Judith Regensteiner Leads Center Focused on Women

 

By Lindsay Lennox and Jane Hoback

Judy-Regensteiner-350(May 2016) Judith Regensteiner, PhD, divides her roles into three areas at the CU School of Medicine: research, mentoring and teaching.

As a professor of medicine, a founder and director of the Center for Women’s Health Research (CWHR), and the Judith and Joseph Wagner Chair in Women’s Health Research, she trains and mentors young scientists in women’s health and sex differences research, conducts research on diabetes and cardiovascular disease, and develops programs for the public and the medical community.

“Diabetes and cardiovascular disease are two of the most devastating disease areas for women,” says Regensteiner. “Importantly, diseases can present differently in women. Their symptoms, treatments and diagnoses could differ too.” She adds that women with heart disease have unique issues, and women with diabetes are more likely to experience adverse consequences of heart disease than men with diabetes. “There are very important scientific questions to be answered so we can treat both men and women effectively.”

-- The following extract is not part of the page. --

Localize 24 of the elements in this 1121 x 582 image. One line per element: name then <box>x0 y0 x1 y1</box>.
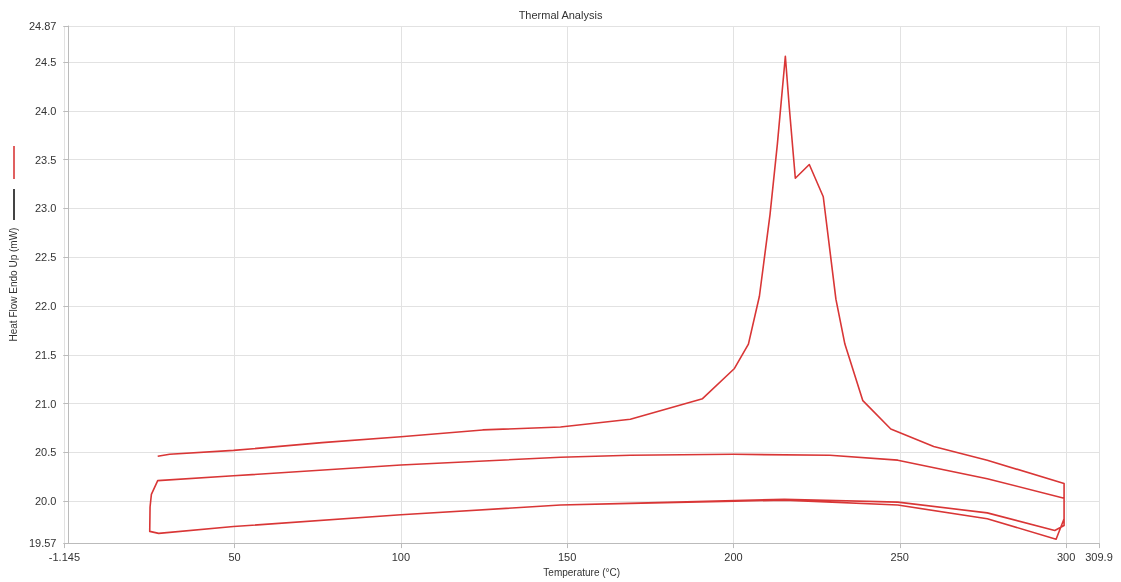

Regensteiner’s current research focuses on the effects of diabetes on cardiovascular exercise capacity. She and collaborator Jane Reusch, MD, have found that exercise capacity can be impaired in people with type 2 diabetes. Their work in adults has led to work in adolescents with type 2 diabetes by pediatric endocrinologists specializing in diabetes in youth which showed similar findings.

A ‘lifespan approach’ to women’s health

The CWHR takes what Regensteiner calls a “lifespan approach,” with researchers studying fetal programming, adolescent obesity, type 1 and type 2 diabetes in youth, sex hormones in young women, and diabetes, osteoporosis and heart disease in middle-aged and older women. “Teens never used to get type 2 diabetes,” says Regensteiner. “But as lifestyles become more sedentary and overweight becomes more prevalent, they’re getting type 2 diabetes in increasing numbers. That might even mean we’ll start to see younger and younger people having heart attacks.”

Other projects sponsored by the CWHR include using behavior change techniques to increase physical activity to people with diabetes using technology in the clinical setting, understanding how the causes of obesity begin in the womb, and working with big data to study peripartum cardiomyopathy in women.

Closing the gap in women’s health research

Established in 2004 to try to close the gap in knowledge about women’s health and sex differences research, the CWHR today supports 45 young MD and PhD scientists, primarily through seed grants awarded from the center in a peer review process. All types of science are included, ranging from basic science to clinical and translational research to epidemiology and big data. To date, the CWHR has provided approximately $1million in seed grants, helping to leverage over $42 million in external funding, mostly from the National Institutes of Health. Additional sources of funding for junior faculty include the $2.5 million Building Interdisciplinary Research Careers in Women’s Health NIH K-12 grant, of which Regensteiner is PI, and the new Doris Duke Fund to Retain Clinical Scientists.

In addition to its competitive grants, the CWHR mentors the next generation of scientists and teaches them skills they will need as academics, including various aspects of career development, how to apply for a grant and how to give talks, not only to professional colleagues but also to the public.

Growth in the community

When Regensteiner and the other founders started the center, they realized they couldn’t ask the university for all the money such an endeavor would require. Since its inception, the CWHR has had a strong community presence in the form of an extremely supportive community Advisory Board, which has also played a key role in raising money for the CWHR. In 2013, the CWHR’s first (and founding) Advisory Board Chair, Judi Wagner and her husband, Joe, led efforts to endow one of the first chairs in women’s health research in the country, the Judith and Joseph Wagner Chair in Women’s Health Research, held by Regensteiner. The CWHR has just completed its second Chair, the Nancy Anschutz Chair in Women’s Health Research. “The role of the community in the CWHR’s development and evolution cannot be overstated and has played a huge role in the growth and culture of the center,” says Regensteiner.

As part of the CHWR’s community outreach, the center offers programs for the public, health care professionals and the academic community that feature experts from around the country speaking on a variety of topics. The center has partnered with University of Colorado Hospital for the successful “Let’s Talk” series, a public series of talks focused on presenting evidence-based information on important topics.

In the more than 10 years the center has been operating, Regensteiner has noticed a sea change in women’s health issues. “Other centers are starting to spring up across the country. I get contacted a lot by people who want to start women’s health research centers,” she says. “We’re learning new things. The field of women’s health research and sex difference research is growing, and I’m delighted about that.”